İyilik bağımlılık yapar mı?

Benjamin Franklin etkisi, birine iyilik yapmanın aslında o kişiye karşı nasıl daha olumlu hissetmemizi sağlayabileceğini anlatıyor.

Z adında pek hoşlanmadığınız bir iş arkadaşınız olduğunu hayal edin. Geçmişte bazı anlaşmazlıklarınız oldu ve genellikle onun hakkında iyi bir izleniminiz yok. Bir gün Z, üzerinde çalıştığı bir proje için sizden yardım ister ve siz de bu konuda pek heyecanlanmasanız da ona yardım etmeyi kabul edersiniz.

Proje üzerinde birlikte çalışırken, Z'nin yardımınızı takdir ettiğini, arkadaşça ve minnettar olduğunu göreceksiniz. Onun özverisini ve sıkı çalışmasını görüyorsunuz ve onun bakış açısını ve becerilerini daha iyi anlamaya başlıyorsunuz. İşbirliği yapmaya devam ettikçe, yavaş yavaş Z hakkında daha olumlu bir görüş geliştirmeye başlarsınız. 

Zamanla onunla çalışmaktan gerçekten keyif aldığınızı ve başlangıçtaki olumsuz duygularınızın daha olumlu bir izlenime dönüştüğünü fark edersiniz. Z'ye karşı tutumunuzdaki bu değişiklik Benjamin Franklin etkisinin bir örneğidir. Z'ye bir iyilik yaparak ve projede birlikte çalışarak, başlangıçtaki çekincelerinize rağmen onu daha çok sevmeye başladınız. 

Kişisel düzeyde Benjamin Franklin etkisi, başkalarını nasıl algıladığımızı ve onlarla nasıl etkileşim kurduğumuzu önemli ölçüde etkileyebilir. Birisine bir iyilik yaptığımızda, başlangıçta ona karşı güçlü hislerimiz olmasa bile, o kişiyi sevmeye ve ona güvenmeye daha yatkın hale geliriz. Bu, daha güçlü ve daha olumlu ilişkileri teşvik eden bir iyi niyet döngüsü yaratır. 
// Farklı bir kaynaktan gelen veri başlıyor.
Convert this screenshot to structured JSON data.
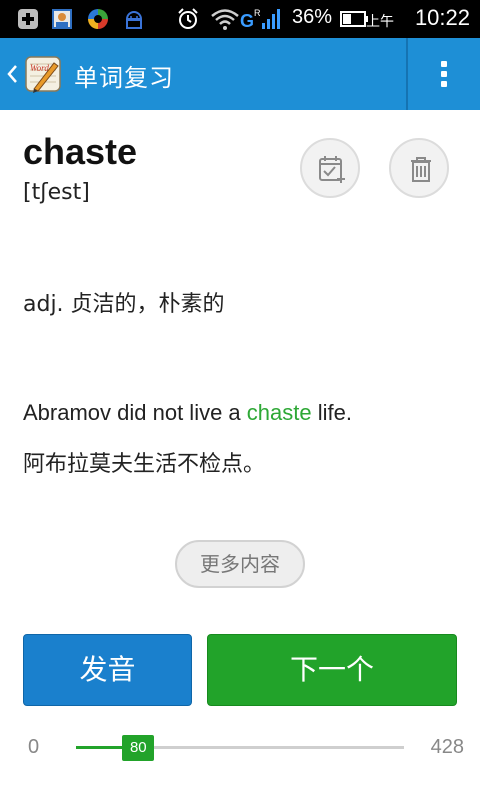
{
  "status_bar": {
    "battery_percent": "36%",
    "am_pm": "上午",
    "time": "10:22",
    "icons": [
      "add-icon",
      "contact-card-icon",
      "circular-app-icon",
      "robot-icon",
      "alarm-icon",
      "wifi-icon",
      "signal-icon",
      "battery-icon"
    ]
  },
  "action_bar": {
    "title": "单词复习",
    "background": "#1e8fd6",
    "icons": [
      "back-chevron-icon",
      "app-logo-icon",
      "overflow-menu-icon"
    ]
  },
  "word": {
    "text": "chaste",
    "phonetic": "[tʃest]"
  },
  "actions": {
    "icons": [
      "calendar-check-add-icon",
      "trash-icon"
    ]
  },
  "definition": {
    "text": "adj. 贞洁的，朴素的"
  },
  "example": {
    "en_before": "Abramov did not live a ",
    "en_highlight": "chaste",
    "en_after": " life.",
    "zh": "阿布拉莫夫生活不检点。",
    "highlight_color": "#2ea836"
  },
  "more_button": {
    "label": "更多内容"
  },
  "buttons": {
    "play_label": "发音",
    "next_label": "下一个",
    "play_color": "#1a80cd",
    "next_color": "#22a32a"
  },
  "progress": {
    "min": "0",
    "max": "428",
    "current": "80",
    "fraction": 0.19
  }
}
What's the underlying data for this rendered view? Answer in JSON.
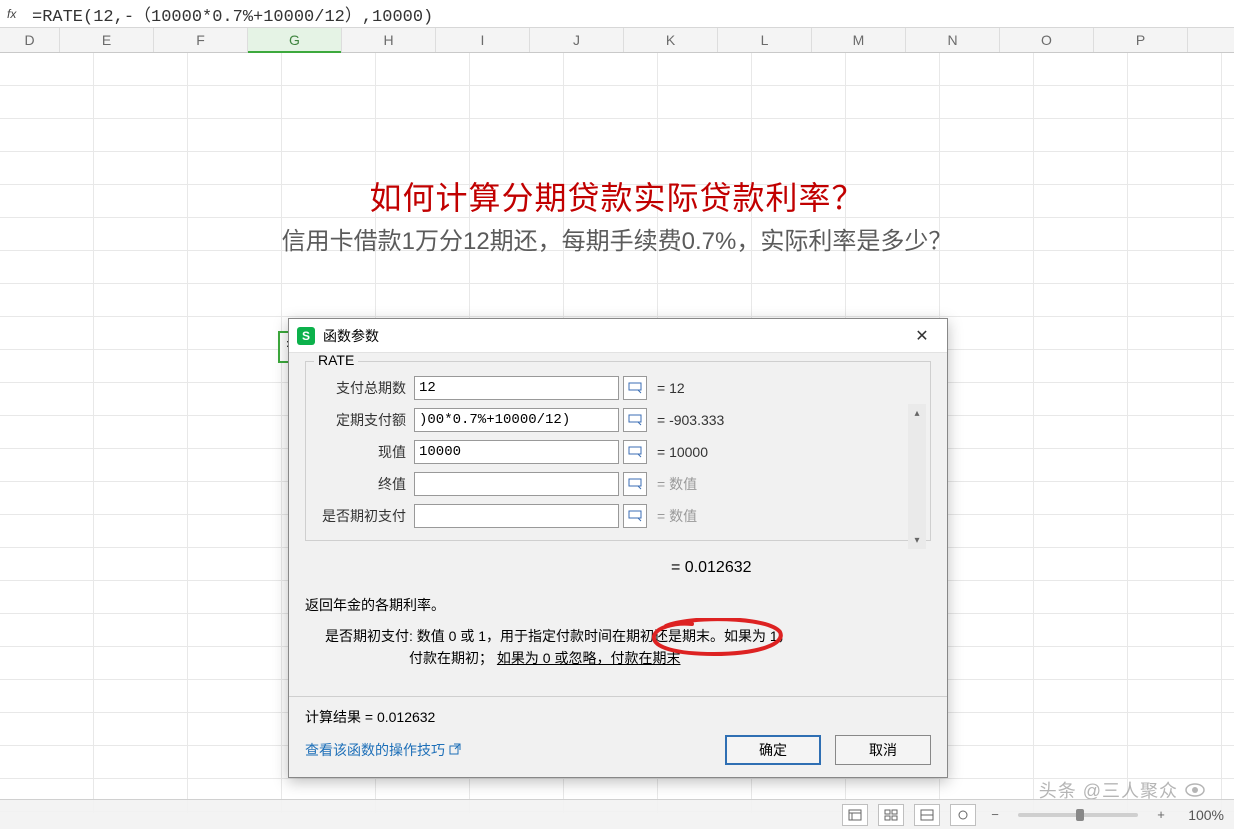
{
  "formula_bar": {
    "formula": "=RATE(12,-（10000*0.7%+10000/12）,10000)"
  },
  "columns": [
    "D",
    "E",
    "F",
    "G",
    "H",
    "I",
    "J",
    "K",
    "L",
    "M",
    "N",
    "O",
    "P"
  ],
  "selected_column": "G",
  "sheet": {
    "title_red": "如何计算分期贷款实际贷款利率？",
    "subtitle": "信用卡借款1万分12期还，每期手续费0.7%，实际利率是多少？",
    "editing_cell": "=RATE(12,-（10000*0.7%+10000/12）,10000)"
  },
  "dialog": {
    "title": "函数参数",
    "function_name": "RATE",
    "args": [
      {
        "label": "支付总期数",
        "value": "12",
        "result": "= 12"
      },
      {
        "label": "定期支付额",
        "value": ")00*0.7%+10000/12)",
        "result": "= -903.333"
      },
      {
        "label": "现值",
        "value": "10000",
        "result": "= 10000"
      },
      {
        "label": "终值",
        "value": "",
        "result": "= 数值"
      },
      {
        "label": "是否期初支付",
        "value": "",
        "result": "= 数值"
      }
    ],
    "fn_result": "= 0.012632",
    "desc1": "返回年金的各期利率。",
    "desc2a": "是否期初支付: 数值 0 或 1，用于指定付款时间在期初还是期末。如果为 1，",
    "desc2b": "付款在期初；",
    "desc2c": "如果为 0 或忽略，付款在期末",
    "calc_label": "计算结果 = 0.012632",
    "help_link": "查看该函数的操作技巧",
    "ok": "确定",
    "cancel": "取消"
  },
  "status": {
    "zoom_label": "100%"
  },
  "watermark": "头条 @三人聚众"
}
Benjamin Franklin etkisinin ilginç yanı, yalnızca diğer insanlara ilişkin algılarımızı değil, aynı zamanda kendi algımızı da etkileme potansiyelidir. Bireyler, anlaşmazlığa düştükleri birine iyilik yapmak gibi olumlu bir eylemde bulunduklarında, bu aynı zamanda o kişiye karşı tutumlarını değiştirir ve kendini haklı çıkarma duygusu yaratır. İyilik yapan kişi, ona yardım etmek için elinden geleni yaptığı için, diğer kişiyi gerçekten sevmesi gerektiğine kendini ikna ederek davranışlarını rasyonelleştirir.
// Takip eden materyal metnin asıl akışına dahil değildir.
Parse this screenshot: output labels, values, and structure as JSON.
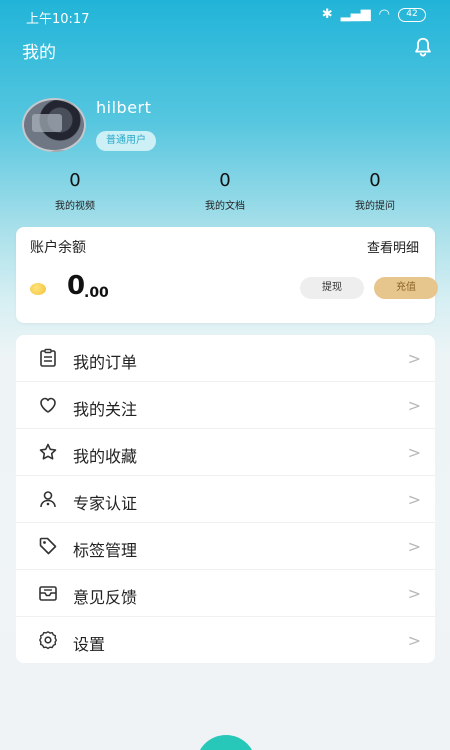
{
  "status_bar": {
    "time": "上午10:17",
    "battery": "42"
  },
  "header": {
    "title": "我的"
  },
  "profile": {
    "username": "hilbert",
    "badge": "普通用户"
  },
  "stats": [
    {
      "value": "0",
      "label": "我的视频"
    },
    {
      "value": "0",
      "label": "我的文档"
    },
    {
      "value": "0",
      "label": "我的提问"
    }
  ],
  "balance": {
    "title": "账户余额",
    "detail_link": "查看明细",
    "amount_int": "0",
    "amount_dec": ".00",
    "withdraw_label": "提现",
    "recharge_label": "充值"
  },
  "menu": [
    {
      "label": "我的订单",
      "icon": "order-icon"
    },
    {
      "label": "我的关注",
      "icon": "heart-icon"
    },
    {
      "label": "我的收藏",
      "icon": "star-icon"
    },
    {
      "label": "专家认证",
      "icon": "user-certify-icon"
    },
    {
      "label": "标签管理",
      "icon": "tag-icon"
    },
    {
      "label": "意见反馈",
      "icon": "mail-icon"
    },
    {
      "label": "设置",
      "icon": "gear-icon"
    }
  ],
  "colors": {
    "accent": "#21b4d8",
    "recharge": "#e7c68d",
    "fab": "#27c7b9"
  }
}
Birini veya bir şirketi sırf onlara iyilik yaptığınız için sevme tuzağına düşmekten kaçınmak için duygularınızı ve güdülerinizi eleştirel bir şekilde değerlendirmek ve tercihlerinizin gerçekten uyumlu olduğundan emin olmak önemlidir. Bir dakikanızı ayırıp, sizin ve çevrenizdeki insanların eylemlerinin gerçek bir iyi niyetten mi kaynaklandığına, yoksa yalnızca duygu ve düşünceleri manipüle etmeye yönelik bir strateji mi olduğuna karar verin. Duygularınıza ve motivasyonlarınıza sadık kalarak sosyal etkileşimlerde daha etkili bir şekilde gezinebilir ve değerlerinizi ve tercihlerinizi daha iyi yansıtan kararlar alabilirsiniz.